The Washington Post
Thursday, December 24, 1998; Page A10

Three Cuban Diplomats Ordered Out of U.S. for Alleged Espionage

                  By John M. Goshko
                  Washington Post Staff Writer
 
                  UNITED NATIONS, Dec. 23—The United States today ordered three
                  diplomats from Cuba's U.N. mission to leave the country because of
                  involvement with an alleged Cuban spy ring in the Miami area that was
                  broken up last September.

                  In ordering the expulsions, the White House and State Department said
                  only that the three had been involved in "activities incompatible with their
                  status as members of the U.N. mission." Sources familiar with the situation
                  said the three had ties -- apparently in relaying orders and acting as
                  paymasters and couriers -- to the 10 people arrested in southern Florida
                  on Sept. 13 on charges of spying on U.S. military installations and seeking
                  to infiltrate Cuban exile groups opposed to President Fidel Castro's
                  communist government.

                  "This action was taken as the result of evidence developed during an
                  exhaustive investigation by the FBI," State Department spokesman James
                  P. Rubin said.

                  The crackdown in Florida, involving eight men and two women, including
                  two married couples, was the largest roundup of alleged Cuban agents
                  since Castro came to power in 1959.

                  The diplomats being expelled are Eduardo Martinez Borbonet, a first
                  secretary; Roberto Azanza Paez, a third secretary, and Gonzalo Fernandez
                  Garay, an attache. U.N. officials said the U.S. government gave them until
                  Monday to be out of the country. U.S. officials said two other, unidentified
                  members of the Cuban U.N. delegation would have been expelled, but left
                  the United States weeks ago.

                  The chain of events began Monday evening when the United States
                  informed the Cuban mission and Secretary General Kofi Annan that it
                  intended to expel the three but would give Cuba 24 hours to respond to
                  the charges and argue why that should not be done. The sources said the
                  24-hour deadline passed without a response from the Cubans, and the
                  decision to go ahead with the expulsion was made by the White House and
                  State Department late Tuesday.

                  Neither the Cuban mission here nor the Foreign Ministry in Havana
                  commented on the expulsions. They bring to 12 the number of Cuban
                  diplomats at the United Nations ordered to leave since 1982.

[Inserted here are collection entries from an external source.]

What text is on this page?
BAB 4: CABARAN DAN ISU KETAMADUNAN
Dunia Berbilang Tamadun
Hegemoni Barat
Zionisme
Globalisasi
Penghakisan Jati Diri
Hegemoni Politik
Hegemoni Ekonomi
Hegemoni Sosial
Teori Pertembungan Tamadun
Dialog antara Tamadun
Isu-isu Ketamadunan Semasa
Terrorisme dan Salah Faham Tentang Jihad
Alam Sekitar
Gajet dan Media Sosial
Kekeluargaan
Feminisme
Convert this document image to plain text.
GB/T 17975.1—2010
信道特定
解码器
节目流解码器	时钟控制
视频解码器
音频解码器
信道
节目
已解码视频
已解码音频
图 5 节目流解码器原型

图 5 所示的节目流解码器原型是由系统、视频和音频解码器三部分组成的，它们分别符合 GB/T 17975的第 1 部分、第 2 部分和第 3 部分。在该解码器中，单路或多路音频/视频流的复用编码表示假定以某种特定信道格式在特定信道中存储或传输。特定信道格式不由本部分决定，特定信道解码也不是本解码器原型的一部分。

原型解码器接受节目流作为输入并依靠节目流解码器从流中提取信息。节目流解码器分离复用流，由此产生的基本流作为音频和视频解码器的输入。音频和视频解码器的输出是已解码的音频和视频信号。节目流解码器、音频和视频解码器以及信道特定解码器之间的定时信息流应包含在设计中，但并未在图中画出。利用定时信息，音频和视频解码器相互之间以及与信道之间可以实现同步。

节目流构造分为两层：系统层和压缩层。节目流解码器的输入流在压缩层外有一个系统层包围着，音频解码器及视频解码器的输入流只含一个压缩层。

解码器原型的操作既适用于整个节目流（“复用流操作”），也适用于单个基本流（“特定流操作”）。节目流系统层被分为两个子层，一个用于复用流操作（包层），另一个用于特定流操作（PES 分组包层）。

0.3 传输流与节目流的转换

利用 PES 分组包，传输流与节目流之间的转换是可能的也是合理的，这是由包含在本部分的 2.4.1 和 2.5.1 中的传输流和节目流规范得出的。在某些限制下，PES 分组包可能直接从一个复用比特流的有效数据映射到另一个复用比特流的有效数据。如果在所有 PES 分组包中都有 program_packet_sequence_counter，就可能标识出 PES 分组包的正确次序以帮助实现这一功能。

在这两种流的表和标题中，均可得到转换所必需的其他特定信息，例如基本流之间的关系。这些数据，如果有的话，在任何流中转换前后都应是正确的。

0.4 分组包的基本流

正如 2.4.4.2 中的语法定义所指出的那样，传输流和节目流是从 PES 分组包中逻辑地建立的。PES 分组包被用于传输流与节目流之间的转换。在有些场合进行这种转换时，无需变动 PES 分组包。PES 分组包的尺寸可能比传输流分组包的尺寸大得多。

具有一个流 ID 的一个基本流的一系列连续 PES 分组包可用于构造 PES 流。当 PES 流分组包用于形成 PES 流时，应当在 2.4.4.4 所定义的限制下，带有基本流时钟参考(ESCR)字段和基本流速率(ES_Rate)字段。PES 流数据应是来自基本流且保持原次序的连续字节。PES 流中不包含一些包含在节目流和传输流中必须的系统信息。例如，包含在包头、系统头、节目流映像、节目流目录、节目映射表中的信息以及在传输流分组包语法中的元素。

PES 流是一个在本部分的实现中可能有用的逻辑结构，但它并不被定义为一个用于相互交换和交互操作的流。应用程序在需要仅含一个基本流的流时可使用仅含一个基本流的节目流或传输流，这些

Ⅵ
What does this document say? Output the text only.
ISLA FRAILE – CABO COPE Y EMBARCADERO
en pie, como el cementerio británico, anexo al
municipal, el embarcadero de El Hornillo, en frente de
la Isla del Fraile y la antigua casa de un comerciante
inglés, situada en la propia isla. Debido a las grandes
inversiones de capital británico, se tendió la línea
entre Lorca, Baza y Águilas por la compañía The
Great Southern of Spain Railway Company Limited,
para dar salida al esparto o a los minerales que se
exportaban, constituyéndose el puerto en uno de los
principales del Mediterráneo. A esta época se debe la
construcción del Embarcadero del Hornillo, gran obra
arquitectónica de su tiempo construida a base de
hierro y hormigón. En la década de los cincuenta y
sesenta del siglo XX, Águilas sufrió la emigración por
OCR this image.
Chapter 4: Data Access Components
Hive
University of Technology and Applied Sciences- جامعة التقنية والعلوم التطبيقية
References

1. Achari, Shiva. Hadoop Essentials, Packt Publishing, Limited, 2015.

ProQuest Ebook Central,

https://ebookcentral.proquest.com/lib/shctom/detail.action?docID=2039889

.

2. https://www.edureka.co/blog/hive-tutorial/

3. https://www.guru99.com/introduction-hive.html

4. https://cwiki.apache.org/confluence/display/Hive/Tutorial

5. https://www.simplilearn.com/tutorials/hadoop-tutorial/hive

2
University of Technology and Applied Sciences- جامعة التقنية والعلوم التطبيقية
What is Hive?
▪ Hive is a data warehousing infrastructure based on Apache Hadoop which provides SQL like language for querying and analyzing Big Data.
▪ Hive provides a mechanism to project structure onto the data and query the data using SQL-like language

                  Although the stated reason always has been for activities "incompatible"
                  with their U.N. duties, that is the common diplomatic euphemism for
                  espionage. The last expulsion here was in 1995, when three members of
                  the Cuban mission were ordered to leave after getting into a fight with
                  police and exile protesters at an anti-Castro rally.

                  Cuba expelled a U.S. diplomat from Havana in 1996 after charging her
                  with improper activities. The United States retaliated by expelling a
                  member of the Cuban interests section in Washington.

                  Since the United States and Cuba do not have formal diplomatic relations,
                  each country's diplomats in the other's capital work out of interest sections
                  that technically are a part of a third-country embassy. Cuba is allowed to
                  maintain a diplomatic mission at the United Nations under the world body's
                  headquarters agreement with the United States, although its diplomats here
                  are subject to restriction on their movements and activities.